Budget travellers will find that their most expensive outlays will be their return tickets and the cost of ferries, flights or helicopter hops between destinations. Apart from a few tour-group charters operating out of Canada, all international flights to Greenland start in Reykjavik (Iceland) or Copenhagen (Denmark). This may change in 2007 with a proposed direct service to Washington-Baltimore. The vast majority of flights arrive in Kangerlussuaq (central Greenland) and Narsarsuaq (southern Greenland) though Kulusaq (Eastern Greenland) is popular with day trippers from Iceland. Nerlerit Inaat and Mesters Vig are used mostly by chartered flights serving very remote northeast Greenland.

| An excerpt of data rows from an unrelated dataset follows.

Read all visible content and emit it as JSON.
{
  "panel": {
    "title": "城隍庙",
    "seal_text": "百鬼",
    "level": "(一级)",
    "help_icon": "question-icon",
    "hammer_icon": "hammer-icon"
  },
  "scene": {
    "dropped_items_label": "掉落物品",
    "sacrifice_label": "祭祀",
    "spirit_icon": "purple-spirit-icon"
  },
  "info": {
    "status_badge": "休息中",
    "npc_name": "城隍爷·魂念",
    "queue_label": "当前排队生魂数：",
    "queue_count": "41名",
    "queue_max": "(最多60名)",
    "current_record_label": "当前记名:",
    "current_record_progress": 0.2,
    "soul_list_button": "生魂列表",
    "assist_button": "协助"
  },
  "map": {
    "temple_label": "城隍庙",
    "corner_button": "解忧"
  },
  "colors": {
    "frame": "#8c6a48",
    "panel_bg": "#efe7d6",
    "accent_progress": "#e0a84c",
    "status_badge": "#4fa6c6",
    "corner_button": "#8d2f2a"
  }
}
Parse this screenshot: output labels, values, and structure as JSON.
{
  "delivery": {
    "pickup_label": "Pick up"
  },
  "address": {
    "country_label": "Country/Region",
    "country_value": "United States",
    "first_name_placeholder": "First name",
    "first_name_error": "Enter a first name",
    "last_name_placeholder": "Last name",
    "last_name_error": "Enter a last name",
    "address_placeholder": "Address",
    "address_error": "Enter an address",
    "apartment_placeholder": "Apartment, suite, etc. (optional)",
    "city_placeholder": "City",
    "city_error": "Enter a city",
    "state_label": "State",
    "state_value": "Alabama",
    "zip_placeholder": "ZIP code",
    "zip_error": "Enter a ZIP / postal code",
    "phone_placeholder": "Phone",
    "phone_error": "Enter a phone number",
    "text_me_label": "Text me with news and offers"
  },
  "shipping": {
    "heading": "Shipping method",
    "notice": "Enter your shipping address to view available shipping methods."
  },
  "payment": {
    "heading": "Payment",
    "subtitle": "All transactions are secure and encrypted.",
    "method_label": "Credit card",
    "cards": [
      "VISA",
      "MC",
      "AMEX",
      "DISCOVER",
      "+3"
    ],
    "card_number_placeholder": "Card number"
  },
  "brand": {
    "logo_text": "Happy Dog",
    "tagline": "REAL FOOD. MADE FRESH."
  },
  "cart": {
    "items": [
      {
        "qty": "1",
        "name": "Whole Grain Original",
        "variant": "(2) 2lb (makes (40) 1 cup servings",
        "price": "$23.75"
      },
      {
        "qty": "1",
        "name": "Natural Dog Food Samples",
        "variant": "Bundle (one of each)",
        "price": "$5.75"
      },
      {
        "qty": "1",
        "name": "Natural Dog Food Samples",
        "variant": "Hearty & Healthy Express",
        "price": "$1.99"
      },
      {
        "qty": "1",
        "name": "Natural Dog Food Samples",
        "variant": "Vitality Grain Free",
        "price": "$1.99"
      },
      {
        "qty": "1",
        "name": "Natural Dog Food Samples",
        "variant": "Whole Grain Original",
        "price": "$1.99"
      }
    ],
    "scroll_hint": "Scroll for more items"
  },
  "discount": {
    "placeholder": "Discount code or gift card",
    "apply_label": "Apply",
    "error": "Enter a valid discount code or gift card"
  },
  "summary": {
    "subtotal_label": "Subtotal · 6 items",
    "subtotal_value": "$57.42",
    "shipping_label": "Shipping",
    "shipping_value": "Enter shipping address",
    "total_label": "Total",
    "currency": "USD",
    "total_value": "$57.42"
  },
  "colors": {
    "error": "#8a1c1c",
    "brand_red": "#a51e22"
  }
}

Many settlements are linked by planes or helicopters of Air Greenland, the national airline, but the weather can always play havoc with the best of the airline's intentions. The airline has sometimes been referred to as Immaqa Air, loosely translated as Maybe Air, and it's wise to bear this in mind when booking. Leave plenty of leeway to account for grounded planes and other weather-induced delays. Planes and helicopters may also be chartered.
Travelling by boat is a good option. Even if you aren't clinking cocktails on a nobby north Atlantic cruise liner, you can use the small fleet of coastal ferries which run up and down the west coat from stunningly beautiful Aappilattoq in the south reaching as far north as Uummannaq in midsummer.
For those inaccessible villages and towns, or places off the usual ferry route, it's possible to charter boats. Or hitch rides with Inuit seal-hunters if you're not too squeamish.
Forget about driving in Greenland. Outside the towns there simply aren't any driveable roads. The only stretch of tarmac between two settlements is only 5km long! And that links a naval base (Grønendal/Kangilinnguit) with an abandoned ghost town (Ivittuut). A 4WD hasn't yet been made that can cope with rural Greenland's rugged and icy conditions. Dogs, on the other hand, are much more flexible and remain commonly used especially on the winter ice. However dogsleds are only allowed in towns north of the Arctic Circle or on the east coast.